На другой день вечером в наш барак, где в этот момент происходила наша вечерняя посиделка, прямо с вахты зашел вернувшийся с 37-го машинист в промасленной робе.

— Кто тут Штейнберх? — громко крикнул он от дверей.

— Я! Это я! — встрепенулся удивленный этим нежданным обращением Штейнберг.

— Тебе ксива с 37-го, — сказал машинист.

Он подошел поближе к нам и протянул Штейнбергу письмо, сложенное фронтовым треугольником — черным и промасленным от рук железнодорожника.

— От кого это? — спросил Штейнберг.

— А мне откудова знать? Передала одна бесконвойница. Верно, от твоей крали какой-то. Если ответ будет — я в 23-м бараке проживаю. Придешь, скажешь, я отнесу.

С этими словами машинист повернулся и ушел.

Штейнберг развернул треугольничек, пробежал его глазами и как-то странно пожал плечами.

— Вот видите, — начал он, — это мне от Окуневской.

— Прочтите, прочтите — что она пишет. Может, какие-нибудь московские новости. — попросил завбаней, полковник Окунь.

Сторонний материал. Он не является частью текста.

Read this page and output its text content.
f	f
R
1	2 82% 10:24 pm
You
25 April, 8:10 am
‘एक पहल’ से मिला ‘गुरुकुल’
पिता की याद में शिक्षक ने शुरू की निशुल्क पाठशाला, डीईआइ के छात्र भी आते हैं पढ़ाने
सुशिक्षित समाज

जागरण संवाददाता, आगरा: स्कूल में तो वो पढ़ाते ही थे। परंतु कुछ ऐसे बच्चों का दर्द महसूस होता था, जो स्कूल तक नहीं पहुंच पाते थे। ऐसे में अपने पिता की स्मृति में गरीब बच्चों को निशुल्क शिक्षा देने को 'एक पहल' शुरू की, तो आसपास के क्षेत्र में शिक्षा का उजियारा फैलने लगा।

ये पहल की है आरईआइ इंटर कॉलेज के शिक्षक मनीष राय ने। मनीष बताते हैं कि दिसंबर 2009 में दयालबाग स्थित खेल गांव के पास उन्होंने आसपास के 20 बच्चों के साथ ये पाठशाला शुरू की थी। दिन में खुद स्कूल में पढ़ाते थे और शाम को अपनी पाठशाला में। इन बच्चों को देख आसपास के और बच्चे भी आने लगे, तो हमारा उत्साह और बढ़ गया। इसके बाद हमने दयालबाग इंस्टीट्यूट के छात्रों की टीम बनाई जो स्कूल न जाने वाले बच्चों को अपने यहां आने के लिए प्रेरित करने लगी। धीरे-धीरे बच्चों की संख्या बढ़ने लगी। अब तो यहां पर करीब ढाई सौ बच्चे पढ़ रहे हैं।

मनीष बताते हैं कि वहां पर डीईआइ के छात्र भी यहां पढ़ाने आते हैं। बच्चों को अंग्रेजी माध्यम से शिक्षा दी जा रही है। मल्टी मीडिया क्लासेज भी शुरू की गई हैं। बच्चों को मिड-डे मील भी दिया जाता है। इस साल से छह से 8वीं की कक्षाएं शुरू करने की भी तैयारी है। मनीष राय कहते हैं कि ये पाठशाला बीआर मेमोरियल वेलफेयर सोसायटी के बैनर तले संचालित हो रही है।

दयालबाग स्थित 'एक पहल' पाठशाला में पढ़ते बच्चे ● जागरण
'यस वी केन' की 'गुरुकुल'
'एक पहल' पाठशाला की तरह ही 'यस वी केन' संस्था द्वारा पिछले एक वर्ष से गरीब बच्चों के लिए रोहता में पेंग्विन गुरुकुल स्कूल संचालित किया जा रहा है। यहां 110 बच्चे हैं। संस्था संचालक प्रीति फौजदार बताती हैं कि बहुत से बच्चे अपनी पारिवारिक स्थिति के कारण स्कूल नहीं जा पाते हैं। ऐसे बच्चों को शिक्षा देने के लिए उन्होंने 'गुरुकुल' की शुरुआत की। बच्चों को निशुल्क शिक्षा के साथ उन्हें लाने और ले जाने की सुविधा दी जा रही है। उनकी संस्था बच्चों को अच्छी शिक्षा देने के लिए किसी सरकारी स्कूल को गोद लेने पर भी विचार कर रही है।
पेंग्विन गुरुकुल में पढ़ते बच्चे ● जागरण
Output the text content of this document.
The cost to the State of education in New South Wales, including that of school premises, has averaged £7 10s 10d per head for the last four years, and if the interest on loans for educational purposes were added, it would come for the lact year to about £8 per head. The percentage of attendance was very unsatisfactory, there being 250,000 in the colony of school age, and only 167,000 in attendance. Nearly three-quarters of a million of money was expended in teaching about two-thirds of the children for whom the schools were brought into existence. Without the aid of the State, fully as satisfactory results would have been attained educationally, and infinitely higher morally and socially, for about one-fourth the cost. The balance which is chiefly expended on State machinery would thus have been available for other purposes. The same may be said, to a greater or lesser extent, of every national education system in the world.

— Извольте, как говорится. Секретов тут никаких нет, — отвечал Штейнберг и прочитал сочиненное нами «письмецо от Окуневской». В нем, после обращения: «Дорогой друг!» содержались слова о том, что она очень обрадовалась, узнав, что он здесь, почти рядом. Затем «Окуневская» писала, что она скоро получит из Москвы от дочери посылку, а пока просит поддержать ее, так как она плохо себя чувствует и даже голодает.

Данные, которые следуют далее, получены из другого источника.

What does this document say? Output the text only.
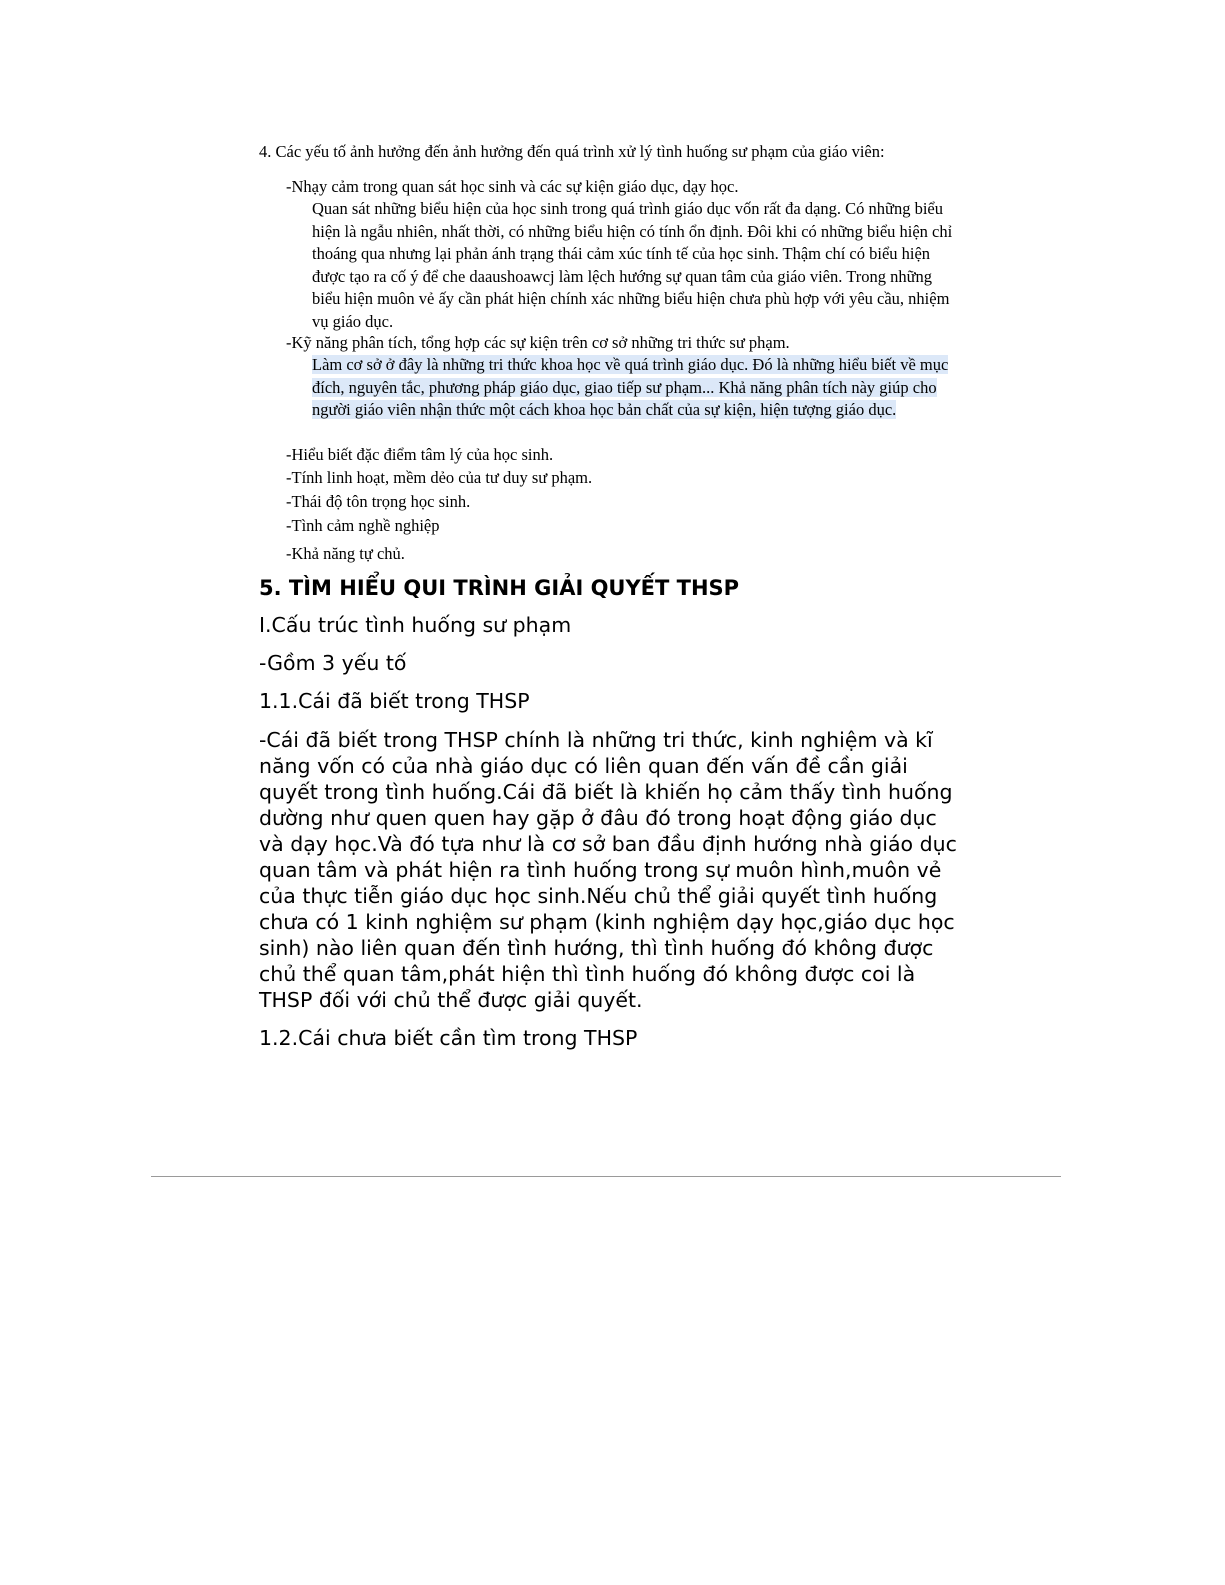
4. Các yếu tố ảnh hưởng đến ảnh hưởng đến quá trình xử lý tình huống sư phạm của giáo viên:

-Nhạy cảm trong quan sát học sinh và các sự kiện giáo dục, dạy học.

Quan sát những biểu hiện của học sinh trong quá trình giáo dục vốn rất đa dạng. Có những biểu hiện là ngẫu nhiên, nhất thời, có những biểu hiện có tính ổn định. Đôi khi có những biểu hiện chỉ thoáng qua nhưng lại phản ánh trạng thái cảm xúc tính tế của học sinh. Thậm chí có biểu hiện được tạo ra cố ý để che daaushoawcj làm lệch hướng sự quan tâm của giáo viên. Trong những biểu hiện muôn vẻ ấy cần phát hiện chính xác những biểu hiện chưa phù hợp với yêu cầu, nhiệm vụ giáo dục.

-Kỹ năng phân tích, tổng hợp các sự kiện trên cơ sở những tri thức sư phạm.

Làm cơ sở ở đây là những tri thức khoa học về quá trình giáo dục. Đó là những hiểu biết về mục đích, nguyên tắc, phương pháp giáo dục, giao tiếp sư phạm... Khả năng phân tích này giúp cho người giáo viên nhận thức một cách khoa học bản chất của sự kiện, hiện tượng giáo dục.

-Hiểu biết đặc điểm tâm lý của học sinh.

-Tính linh hoạt, mềm dẻo của tư duy sư phạm.

-Thái độ tôn trọng học sinh.

-Tình cảm nghề nghiệp

-Khả năng tự chủ.

5. TÌM HIỂU QUI TRÌNH GIẢI QUYẾT THSP

I.Cấu trúc tình huống sư phạm

-Gồm 3 yếu tố

1.1.Cái đã biết trong THSP

-Cái đã biết trong THSP chính là những tri thức, kinh nghiệm và kĩ năng vốn có của nhà giáo dục có liên quan đến vấn đề cần giải quyết trong tình huống.Cái đã biết là khiến họ cảm thấy tình huống dường như quen quen hay gặp ở đâu đó trong hoạt động giáo dục và dạy học.Và đó tựa như là cơ sở ban đầu định hướng nhà giáo dục quan tâm và phát hiện ra tình huống trong sự muôn hình,muôn vẻ của thực tiễn giáo dục học sinh.Nếu chủ thể giải quyết tình huống chưa có 1 kinh nghiệm sư phạm (kinh nghiệm dạy học,giáo dục học sinh) nào liên quan đến tình hướng, thì tình huống đó không được chủ thể quan tâm,phát hiện thì tình huống đó không được coi là THSP đối với chủ thể được giải quyết.

1.2.Cái chưa biết cần tìm trong THSP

Закончив читать, Штейнберг победоносно произнес:

— Вот видите! Вот видите! А мне стало известно, что кое-кто заподозрил, будто я все сочинил насчет близости с Татьяной.

— Да, были такие Фомы неверующие. Нехорошо, нехорошо, молодые люди!.. — и так далее и в таком роде начали нас воспитывать наши старшие товарищи. Мы, естественно, понуро опустив головы, все это выслушали.

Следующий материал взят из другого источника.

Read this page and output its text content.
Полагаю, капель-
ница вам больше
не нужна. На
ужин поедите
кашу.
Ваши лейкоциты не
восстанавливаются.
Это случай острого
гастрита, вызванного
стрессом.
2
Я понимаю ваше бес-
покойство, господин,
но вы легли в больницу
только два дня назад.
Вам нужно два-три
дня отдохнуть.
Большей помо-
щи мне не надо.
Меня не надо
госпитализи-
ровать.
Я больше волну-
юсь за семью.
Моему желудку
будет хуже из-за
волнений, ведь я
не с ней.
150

Штейнберг отправился в лагерный ларек, купил там банку ананасов и вручил их нашему машинисту для передачи Окуневской [18].

Ананасы мы — заговорщики — съели, а машинисту вручили обещанную поллитровку.

вернуться

18

Здесь необходимо предостеречь читателя от впечатления, что заключенные ГУЛАГа жили так богато, что, как буржуи в поэме Маяковского «Хорошо», объедались ананасами и жевали рябчиков. Это, разумеется, не так. Я уже писал о том, что с начала 50-х годов в лагерях в целях повышения производительности труда был введен хозрасчет. В лагерном ларьке за деньги можно было кое-что купить. Что касается конкретно ананасов, то на полках в нашем ларьке действительно стояли несколько банок аргентинских ананасов. На этих банках была изображена аргентинская красавица под зонтиком, защищавшим ее от солнца. А такого, чтобы кто-нибудь из заключенных покупал или ел ананасы — я ни разу не видел. Стоила такая банка девятнадцать рублей. Я, например, получал за месяц работы сто рублей, которых мне едва хватало, чтобы покупать в лагерной столовой стакан молока и второе блюдо — скажем, котлету с пюре или с макаронами, а иногда и конфеты-подушечки, или другую мелочь. Многие, в том числе зарабатывавшие больше, тоже не покупали аргентинские ананасы, предпочитая добывать из-за зоны отечественный деликатес — водку.